Francis "was hitting the victim in the face numerous times and stole an item from the victim," the detective alleged to CBS2. "The suspect then began to run away from the deputy. The deputy followed him..."
"... and when the suspect reached and grabbed toward his waistband, the deputy, believing that he was armed, fired at the suspect."
We've contacted Detective Francisco to see if the Sheriff's Department is sticking by that story.
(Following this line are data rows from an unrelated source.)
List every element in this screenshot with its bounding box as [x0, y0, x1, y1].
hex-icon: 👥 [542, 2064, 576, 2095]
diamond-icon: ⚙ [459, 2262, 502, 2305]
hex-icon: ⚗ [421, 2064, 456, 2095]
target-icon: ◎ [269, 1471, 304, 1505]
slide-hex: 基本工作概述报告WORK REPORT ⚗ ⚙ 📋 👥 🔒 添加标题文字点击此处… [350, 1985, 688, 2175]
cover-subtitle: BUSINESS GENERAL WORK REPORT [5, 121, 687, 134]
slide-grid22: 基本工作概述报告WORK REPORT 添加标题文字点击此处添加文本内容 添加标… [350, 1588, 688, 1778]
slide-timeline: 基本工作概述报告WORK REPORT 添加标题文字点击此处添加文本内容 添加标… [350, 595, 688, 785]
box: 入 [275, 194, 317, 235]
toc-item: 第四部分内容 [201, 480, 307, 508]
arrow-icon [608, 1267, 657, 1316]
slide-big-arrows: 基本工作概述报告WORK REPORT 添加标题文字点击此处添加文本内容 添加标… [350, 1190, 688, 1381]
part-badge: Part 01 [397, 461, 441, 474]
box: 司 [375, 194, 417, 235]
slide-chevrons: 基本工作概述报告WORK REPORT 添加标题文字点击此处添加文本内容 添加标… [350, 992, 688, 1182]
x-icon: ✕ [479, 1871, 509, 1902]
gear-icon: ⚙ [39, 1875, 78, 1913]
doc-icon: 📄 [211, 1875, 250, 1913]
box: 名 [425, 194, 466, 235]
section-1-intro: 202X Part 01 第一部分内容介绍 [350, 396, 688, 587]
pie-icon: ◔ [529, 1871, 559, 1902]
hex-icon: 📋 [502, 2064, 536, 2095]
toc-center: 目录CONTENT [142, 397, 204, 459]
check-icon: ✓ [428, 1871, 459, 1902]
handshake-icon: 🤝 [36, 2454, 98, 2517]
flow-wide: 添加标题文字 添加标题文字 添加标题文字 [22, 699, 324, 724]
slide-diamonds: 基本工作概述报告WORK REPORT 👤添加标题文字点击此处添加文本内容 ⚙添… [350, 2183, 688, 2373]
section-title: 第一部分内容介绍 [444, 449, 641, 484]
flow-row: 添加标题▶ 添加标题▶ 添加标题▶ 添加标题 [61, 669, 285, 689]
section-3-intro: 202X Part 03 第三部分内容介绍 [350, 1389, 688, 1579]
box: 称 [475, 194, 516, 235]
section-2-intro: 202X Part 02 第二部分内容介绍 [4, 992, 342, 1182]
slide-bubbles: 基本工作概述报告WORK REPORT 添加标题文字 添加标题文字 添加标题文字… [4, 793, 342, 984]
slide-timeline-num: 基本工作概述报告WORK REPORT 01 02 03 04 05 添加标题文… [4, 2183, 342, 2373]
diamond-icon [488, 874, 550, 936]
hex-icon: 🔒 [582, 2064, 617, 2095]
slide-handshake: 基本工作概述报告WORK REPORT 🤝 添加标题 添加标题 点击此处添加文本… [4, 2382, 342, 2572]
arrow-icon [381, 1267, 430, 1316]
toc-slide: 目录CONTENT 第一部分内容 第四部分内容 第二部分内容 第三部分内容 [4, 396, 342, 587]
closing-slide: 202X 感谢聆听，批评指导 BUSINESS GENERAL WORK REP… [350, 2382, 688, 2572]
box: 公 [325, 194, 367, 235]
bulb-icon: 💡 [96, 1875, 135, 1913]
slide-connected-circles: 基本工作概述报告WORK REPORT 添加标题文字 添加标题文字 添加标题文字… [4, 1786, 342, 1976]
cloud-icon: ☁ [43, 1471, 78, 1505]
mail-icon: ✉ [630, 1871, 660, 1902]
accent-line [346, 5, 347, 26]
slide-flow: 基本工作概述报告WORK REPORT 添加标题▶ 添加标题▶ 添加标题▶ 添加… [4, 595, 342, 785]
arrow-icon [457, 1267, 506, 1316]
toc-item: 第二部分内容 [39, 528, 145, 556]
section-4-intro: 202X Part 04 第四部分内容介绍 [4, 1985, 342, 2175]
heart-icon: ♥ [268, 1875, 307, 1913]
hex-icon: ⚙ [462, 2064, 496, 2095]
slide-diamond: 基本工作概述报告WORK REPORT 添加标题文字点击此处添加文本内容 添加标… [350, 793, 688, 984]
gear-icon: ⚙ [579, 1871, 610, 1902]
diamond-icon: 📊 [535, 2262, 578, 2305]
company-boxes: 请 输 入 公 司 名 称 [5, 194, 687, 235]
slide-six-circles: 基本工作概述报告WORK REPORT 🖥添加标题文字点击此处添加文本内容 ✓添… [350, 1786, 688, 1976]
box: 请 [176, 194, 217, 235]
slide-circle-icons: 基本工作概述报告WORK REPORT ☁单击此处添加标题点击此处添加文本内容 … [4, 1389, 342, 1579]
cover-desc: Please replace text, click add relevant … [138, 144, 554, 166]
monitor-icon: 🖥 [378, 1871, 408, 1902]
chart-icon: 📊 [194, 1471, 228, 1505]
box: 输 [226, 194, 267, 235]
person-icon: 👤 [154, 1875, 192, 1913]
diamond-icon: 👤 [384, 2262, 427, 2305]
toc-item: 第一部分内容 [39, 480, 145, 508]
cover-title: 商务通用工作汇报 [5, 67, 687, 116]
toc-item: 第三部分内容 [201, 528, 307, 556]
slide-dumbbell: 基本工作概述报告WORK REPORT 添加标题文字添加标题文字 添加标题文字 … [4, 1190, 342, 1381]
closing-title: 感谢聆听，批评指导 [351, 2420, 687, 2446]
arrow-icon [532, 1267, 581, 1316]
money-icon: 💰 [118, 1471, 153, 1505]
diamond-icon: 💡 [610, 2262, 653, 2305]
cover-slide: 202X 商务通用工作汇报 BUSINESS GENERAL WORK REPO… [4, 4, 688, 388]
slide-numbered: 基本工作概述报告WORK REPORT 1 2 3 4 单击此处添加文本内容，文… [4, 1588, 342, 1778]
But according to Bryan Dunn, an attorney with the Cochran firm -- the same wrongful-death powerhouse that took on the infamous Reginald Doucet police slaying in Playa Vista last year -- Francis "hadn't committed any violent crime" before he was shot dead.
The sheriff's incriminating portrait of Francis and the "waistband" allegation are familiar tactics, says Dunn.
"What the police do under these types of circumstances is invent a scenario that will make an unjustified shooting seem justified," he says. (Indeed, CBS2 commenters seem to use the robbery allegation to argue that cops were just taking another thug (Black/Latino man) off the streets.)
The attorney calls Friday's tragedy "another example of an officer shooting first and asking questions later." He says the victim's family will be filing a wrongful death lawsuit against the L.A. County Sheriff's Department, based on "civil-rights violations" and "negligent tactics."